A review by tiredcreature
The Left Hand of Darkness by Ursula K. Le Guin

adventurous challenging hopeful reflective slow-paced
  • Plot- or character-driven? A mix
  • Strong character development? Yes
  • Loveable characters? It's complicated
  • Diverse cast of characters? Yes
  • Flaws of characters a main focus? Yes

5.0

This is my second readthrough, the first having been many years ago now. It's a difficult book, that doesn't only speak of a different world, but is itself from a different world - the country called the past. I've read a fair bit of classical sci-fi, but no other book so far has given me such a keen feeling of its age as The Left Hand Of Darkness. Perhaps because how personal its themes are to me. For all of its difficulty, I found it less frustrating when I reminded myself of that.

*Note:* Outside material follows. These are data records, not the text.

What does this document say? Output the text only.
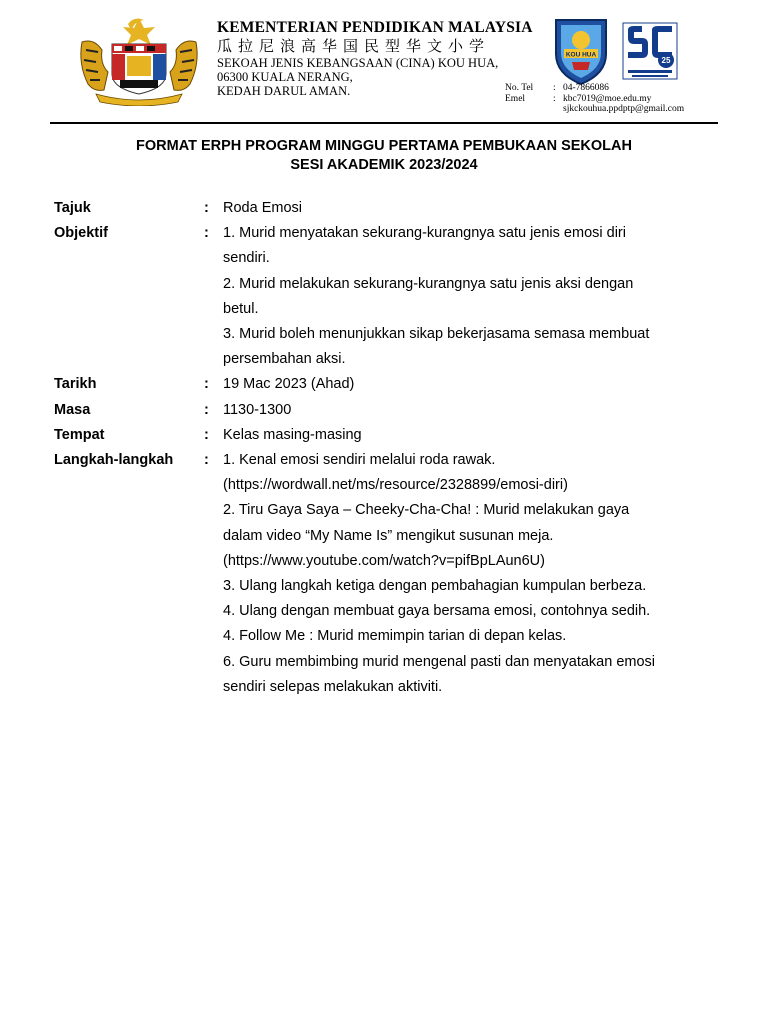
KEMENTERIAN PENDIDIKAN MALAYSIA

瓜拉尼浪高华国民型华文小学

SEKOAH JENIS KEBANGSAAN (CINA) KOU HUA,

06300 KUALA NERANG,

KEDAH DARUL AMAN.

KOU HUA
25
No. Tel	: 04-7866086
Emel	: kbc7019@moe.edu.my
sjkckouhua.ppdptp@gmail.com
FORMAT ERPH PROGRAM MINGGU PERTAMA PEMBUKAAN SEKOLAH
SESI AKADEMIK 2023/2024
Tajuk	: Roda Emosi

Objektif	: 1. Murid menyatakan sekurang-kurangnya satu jenis emosi diri sendiri.

2. Murid melakukan sekurang-kurangnya satu jenis aksi dengan betul.

3. Murid boleh menunjukkan sikap bekerjasama semasa membuat persembahan aksi.

Tarikh	: 19 Mac 2023 (Ahad)

Masa	: 1130-1300

Tempat	: Kelas masing-masing

Langkah-langkah	: 1. Kenal emosi sendiri melalui roda rawak. (https://wordwall.net/ms/resource/2328899/emosi-diri)

2. Tiru Gaya Saya – Cheeky-Cha-Cha! : Murid melakukan gaya dalam video “My Name Is” mengikut susunan meja. (https://www.youtube.com/watch?v=pifBpLAun6U)

3. Ulang langkah ketiga dengan pembahagian kumpulan berbeza.

4. Ulang dengan membuat gaya bersama emosi, contohnya sedih.

4. Follow Me : Murid memimpin tarian di depan kelas.

6. Guru membimbing murid mengenal pasti dan menyatakan emosi sendiri selepas melakukan aktiviti.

And so, Genly Ai, a man from Earth, preoccupied with his masculinity, and passively misogynistic by upbringing, comes to the planet Gethen, where the people are both male and female and also neither, and the duality of the sexes doesn't exist. He is an alien in many senses here, but his journey and the bond he forms with Estraven along the way leave him changed, until he feels more familiar with the Gethenians than with his fellow Earthlings. When the story comes full-circle, the world has, largely, stayed the same; it is Genly who returns a different man.